In March, a year after they had reviewed their bleak tax returns and changed gears, the siblings received word they had won both of the competitions they entered.

They received the 2012 Food & Beverage Product Innovation Award from the National Restaurant Association and the Award of Excellence in the retail gourmet ice pops category from the American Masters of Taste, an independent panel of judges.

They were still working 80 hours per week and reinvesting everything they made back into the business, but they could sense the momentum building.

Also in March, they moved out of a relatively small shop in Boulder City and into a 3,000-square-foot production facility in North Las Vegas, half of which is occupied by giant walk-in freezers. In one year, they have added 10 employees and have gone from making 100 pops per day to producing between 800 and 1,000 daily.

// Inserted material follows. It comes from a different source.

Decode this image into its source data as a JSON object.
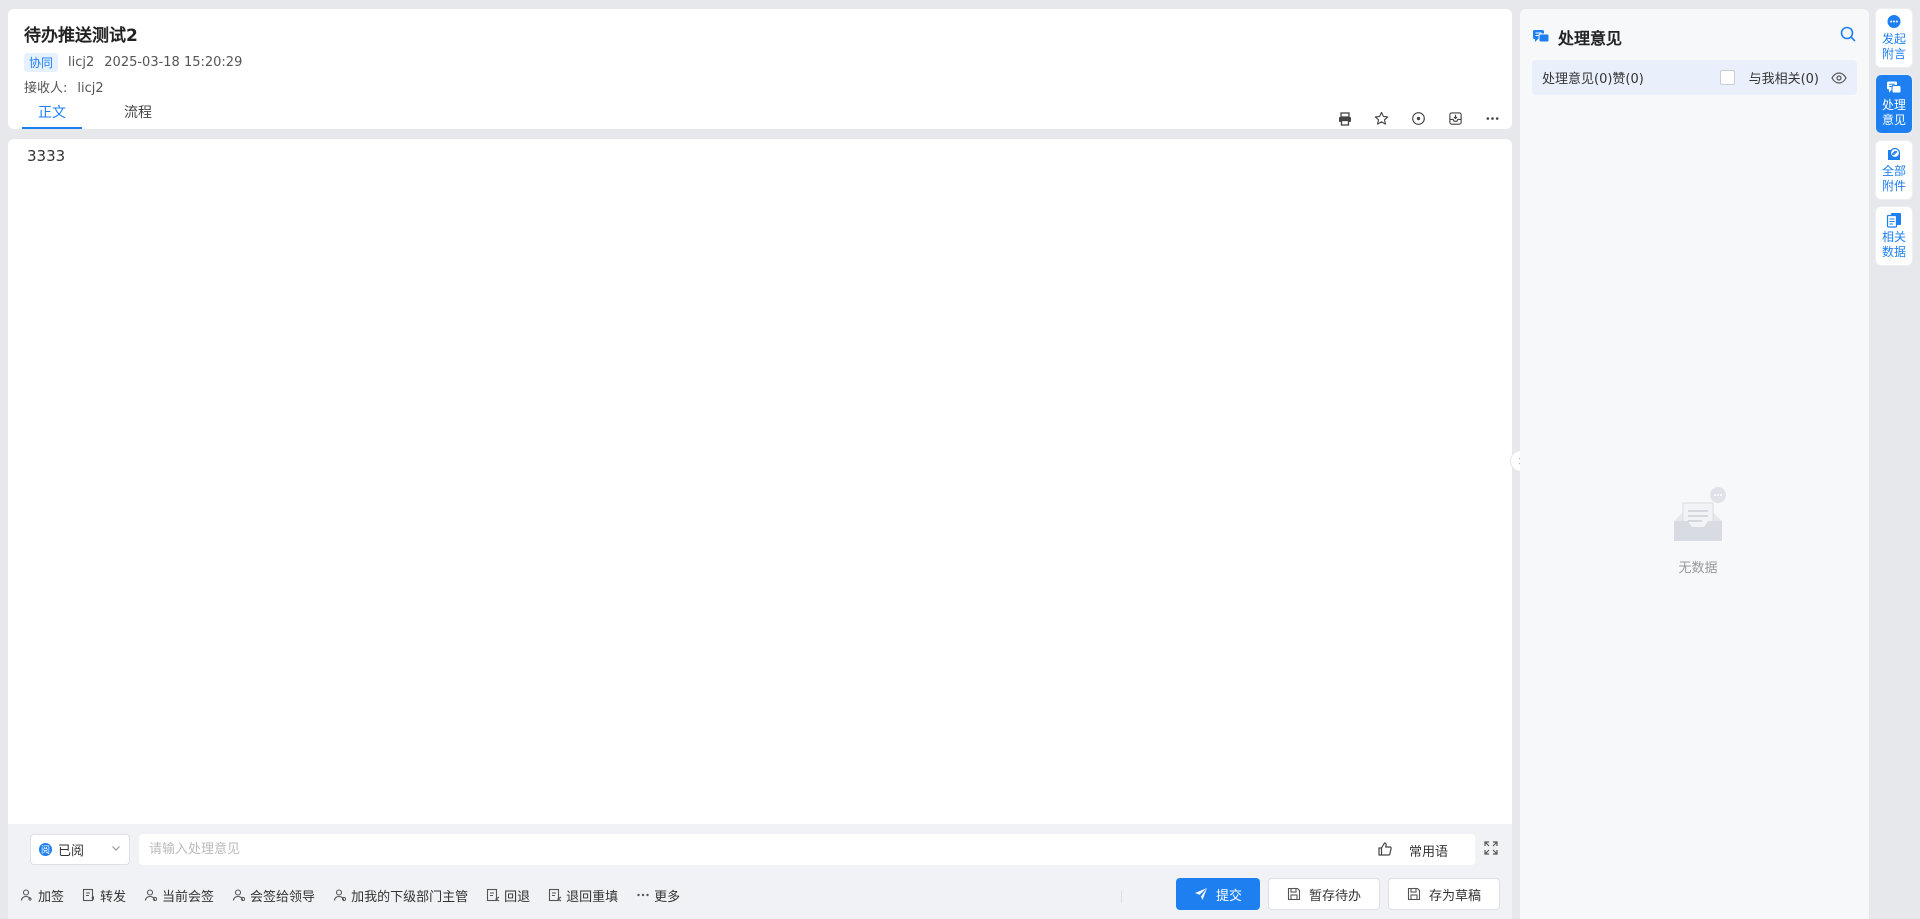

The Sasapops Facebook page counts more than 200 “likes” and dozens of posts from fans who declare them the “best Popsicles ever.”

Last week, the Discovery Channel was at their new facility to feature Sasapops on the show “Business Update.”

Now that the business is rolling, the siblings are not taking a break. The catalog of flavors is now at 60, and they have plenty of plans for growth.

“We do almost everything by hand, including juicing every single lemon,” Vergara-Gross said. “Eventually, we might buy machines to do some of these things that will speed up the process and make it possible to produce more.”

Soon, Sasapops will be offering specially made alcoholic pops — think margarita and strawberry daiquiri — at the Vdara pool.

Next, they want to find a retail space, perhaps in downtown Las Vegas, where they can sell the pops, shaved ice, sorbet, gelato and ice cream — all with their characteristic dedication to fresh, quality ingredients.

“I think if a first-year business student assessed our business in the early stages, they would have wanted to blow it all up,” Vergara said. “They would say: ‘Your costs are too high. You should use food substitutes, stabilizers and gums so that the product can handle temperature fluctuations and you won’t have to run the freezers so cold.’ But then we would be compromising everything we stood for, which is creating something that tastes good and is of the best quality.”